# G be a finite group and H be a non trivial proper subgroup of index 3, then G is not simple.

If the index of a subgroup is the smallest prime dividing the order of group then that subgroup is normal, with this, I am done with the case order of group is odd. How to proceed when order is even.

$H < G$, $[G : H] = 3.$ This defines action of $G$ on cosets $G/H$ — so there's a homomorpism $G \to S_3$ to symmetric group on 3 elements. If $|G| > 6$, then kernel is nontrivial, so $G$ is not simple. If $|G| \leq 6$, then (as there's index 3 subgroup) $|G| = 1, 3, 6$. First two possibilities are ruled out by existence of nontrivial index 3 subgroup, and there are 2 groups of order 6 (let's leave this as exercise) neither of which are simple.

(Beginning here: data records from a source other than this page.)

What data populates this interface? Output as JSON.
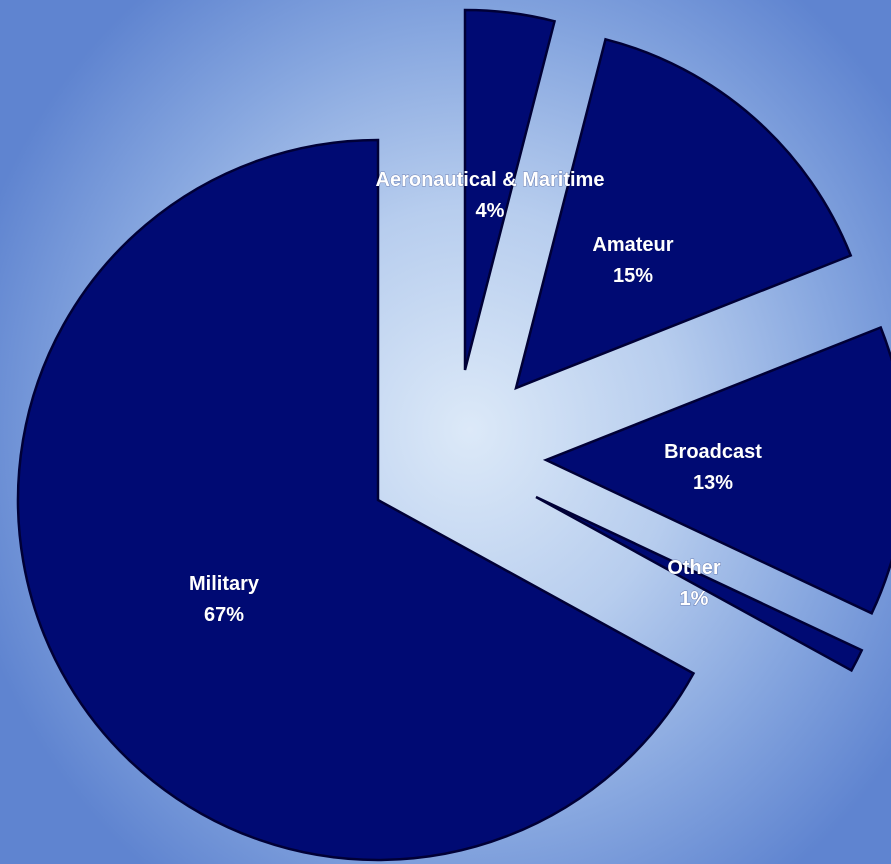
{
  "chart_data": {
    "type": "pie",
    "exploded": true,
    "start_angle_deg": 0,
    "direction": "clockwise",
    "slices": [
      {
        "label": "Aeronautical & Maritime",
        "value": 4,
        "value_label": "4%"
      },
      {
        "label": "Amateur",
        "value": 15,
        "value_label": "15%"
      },
      {
        "label": "Broadcast",
        "value": 13,
        "value_label": "13%"
      },
      {
        "label": "Other",
        "value": 1,
        "value_label": "1%"
      },
      {
        "label": "Military",
        "value": 67,
        "value_label": "67%"
      }
    ],
    "colors": {
      "slice_fill": "#000a73",
      "slice_edge": "#000036",
      "label_text": "#ffffff",
      "background_center": "#dce9f8",
      "background_edge": "#5f84d0"
    }
  }
}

In general: if $G$ is a finite non-abelian simple group and $H$ is a subgroup, then $|G:H| \geq 5$.
Proof (Sketch) Assume $|G:H| \leq 4$. Let $G$ act by left multiplication on the left cosets of $H$. The kernel of this action is $core_G(H)=1$, since $G$ is simple. Hence $G$ can homomorphically be embedded in $S_{|G:H|}$. Since $S_4$ is solvable and $G$ is simple, it follows that $G=1$, a contradiction.
Observe that $A_5$ is the first example of a non-abelian simple group and that $|A_5:A_4|=5$.